N.E.R.D - No_One Ever Really Dies

Not nearly as profound as it thinks it is.

N.E.R.D - No_One Ever Really Dies

Saturated to the point of explosion, ‘No_one Ever Really Dies’ is a fitting title for N.E.R.D’s return. Switching frantically between multiple jarring beats and numerous drastic tempo changes into every song - each as bizarre as the last – each diversion quickly finds its way back to the record’s baseline; a thudding, relentless drum beat that hammers forth like a nuclear-fuelled piston. It’s often so unrelenting that even those that have moved onto the next life would have a hard time sleeping through this onslaught.

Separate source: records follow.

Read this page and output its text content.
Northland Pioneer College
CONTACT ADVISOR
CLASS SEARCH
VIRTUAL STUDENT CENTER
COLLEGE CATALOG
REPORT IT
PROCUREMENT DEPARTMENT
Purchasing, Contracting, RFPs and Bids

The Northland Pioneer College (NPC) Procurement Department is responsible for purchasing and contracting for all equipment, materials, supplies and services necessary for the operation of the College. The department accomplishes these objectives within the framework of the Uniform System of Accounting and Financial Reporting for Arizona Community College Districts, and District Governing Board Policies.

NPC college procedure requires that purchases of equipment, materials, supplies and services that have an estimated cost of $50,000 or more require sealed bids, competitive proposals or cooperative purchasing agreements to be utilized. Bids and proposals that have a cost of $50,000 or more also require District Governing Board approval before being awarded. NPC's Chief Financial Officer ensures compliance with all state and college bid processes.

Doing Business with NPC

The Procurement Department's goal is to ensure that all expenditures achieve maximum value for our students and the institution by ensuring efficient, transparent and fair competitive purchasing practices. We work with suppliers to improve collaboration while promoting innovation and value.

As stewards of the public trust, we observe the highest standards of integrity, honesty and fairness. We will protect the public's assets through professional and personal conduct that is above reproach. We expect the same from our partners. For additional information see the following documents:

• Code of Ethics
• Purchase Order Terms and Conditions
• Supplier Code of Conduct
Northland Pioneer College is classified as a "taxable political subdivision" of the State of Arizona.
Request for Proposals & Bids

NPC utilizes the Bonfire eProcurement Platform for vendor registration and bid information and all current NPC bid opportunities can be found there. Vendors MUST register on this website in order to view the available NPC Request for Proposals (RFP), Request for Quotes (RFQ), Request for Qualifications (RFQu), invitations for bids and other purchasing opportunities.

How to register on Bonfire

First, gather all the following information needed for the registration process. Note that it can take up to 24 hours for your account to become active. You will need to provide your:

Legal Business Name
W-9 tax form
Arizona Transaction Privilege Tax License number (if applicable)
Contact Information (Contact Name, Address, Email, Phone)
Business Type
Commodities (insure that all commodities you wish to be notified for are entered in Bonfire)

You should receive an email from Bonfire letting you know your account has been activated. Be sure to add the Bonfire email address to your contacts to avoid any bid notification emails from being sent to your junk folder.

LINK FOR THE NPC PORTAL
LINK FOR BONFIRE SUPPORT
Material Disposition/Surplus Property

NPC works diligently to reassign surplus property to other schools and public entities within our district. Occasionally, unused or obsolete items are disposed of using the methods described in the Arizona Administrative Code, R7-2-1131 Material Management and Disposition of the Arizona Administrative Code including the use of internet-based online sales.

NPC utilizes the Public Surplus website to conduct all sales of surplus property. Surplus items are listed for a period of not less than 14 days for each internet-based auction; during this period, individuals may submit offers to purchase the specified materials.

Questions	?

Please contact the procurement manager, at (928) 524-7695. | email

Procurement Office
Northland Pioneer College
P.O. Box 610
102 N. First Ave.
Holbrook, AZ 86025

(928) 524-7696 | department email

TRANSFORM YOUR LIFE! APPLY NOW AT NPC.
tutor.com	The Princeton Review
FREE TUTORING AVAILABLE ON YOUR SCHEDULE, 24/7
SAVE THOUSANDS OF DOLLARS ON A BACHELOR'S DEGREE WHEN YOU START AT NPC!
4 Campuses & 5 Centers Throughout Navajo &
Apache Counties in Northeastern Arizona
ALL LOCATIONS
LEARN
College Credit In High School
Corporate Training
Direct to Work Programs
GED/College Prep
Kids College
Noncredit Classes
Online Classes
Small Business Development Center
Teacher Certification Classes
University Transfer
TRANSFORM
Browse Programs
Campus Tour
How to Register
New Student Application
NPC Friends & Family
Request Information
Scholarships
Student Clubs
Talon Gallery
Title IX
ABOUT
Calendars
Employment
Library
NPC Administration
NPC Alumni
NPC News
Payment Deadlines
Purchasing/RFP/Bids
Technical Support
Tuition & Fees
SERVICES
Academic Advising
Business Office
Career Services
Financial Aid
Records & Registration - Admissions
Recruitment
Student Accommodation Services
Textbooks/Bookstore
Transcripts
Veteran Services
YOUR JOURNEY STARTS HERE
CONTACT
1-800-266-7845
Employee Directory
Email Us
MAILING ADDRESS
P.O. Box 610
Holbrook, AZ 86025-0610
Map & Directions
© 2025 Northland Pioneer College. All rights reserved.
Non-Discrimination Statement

Messy and immediate as this record may be, that’s perhaps part of its wider agenda. Pharrell Williams – with a discography that somehow spans from the infuriatingly jaunty ‘Happy’ right through to the mouth-clicking perfection ‘Drop It Like It’s Hot’ – has demonstrated that he’s not just mastered one craft; he’s perfected many. And the goal of ‘No_one Ever Really Dies’? “Serotonin overload”. It’s a sentence deadpanned by a Siri-esque voice on the blooping, trap-nodding ‘Secret Life of Tiger’, as turn-of-the-millennium UK garage crunks alongside an ever-thickening collage of genre that’s tricky to keep up with. Veering off into synthesised pangs of steel drum – because why the hell not? - ‘Voila’, meanwhile, hinges on claims of magical reinvention. And ‘Deep Down Body Thrust’ – with a frantic tempo that’s less suited for bedroom antics, and more for an extreme cardiac gym workout - sees pounding, robotic guitars swapping for gentle piano without warning. It’s completely relentless to listen to.

Enormous guest spots pepper this louder-than-life album, many of them under unexpected guises, and seemingly out of the blue. Kendrick Lamar, Rihanna, M.I.A, Ed Sheeran. André 3000, Gucci Mane, Future and Wale all burst out of nowhere, with varying levels of success. ‘Lifting You’– a syncopated, crisp-edged ode to rolling blunts, getting high and “the herb” – features, alongside clear musical nods to dub and reggae, the dulcet vocals of, erm, Ed Sheeran. “Let them say what they want about us,” he croons, with a jarring sweetness.

Far better is lead ‘Lemons’, a track completely owned and dominated by Rihanna. And ‘Don’t Don’t Do It’ – which starts life with a slice of classic N.E.R.D production, melding crafty lift jazz with syncopated funk - stands out as one of this record’s best moments. Written following the death of Keith Lamont Scott in North Carolina (he was killed by police, sparking protests across Charlotte), fidgeting beats and gasping delivery mask a warning. “You wanna get caught with your eyes open” raps a breathless Kendrick Lamar, over villainous ascending notes.

A heavily-synthesised veneer that appears hell-bent on prompting a dulled, headbanging trance, ‘No-one Ever Really Dies’ is – paradoxically – also a record that appears concerned with waking up and seeing clearly so to speak. “Everyone’s in a trance” insists ‘Lighting Fire Magic’, while ‘ESP’ (presumably short for Extra Sensory Perception’) bemoans a lack of fully realised potential. It’s something that this record is guilty of too, however, and often it feels too packed to absorb. Messy in its execution, and lacking in the simplicity of N.E.R.D’s previous work, ‘No_one Ever Really Dies’ isn’t nearly as profound as it thinks it is.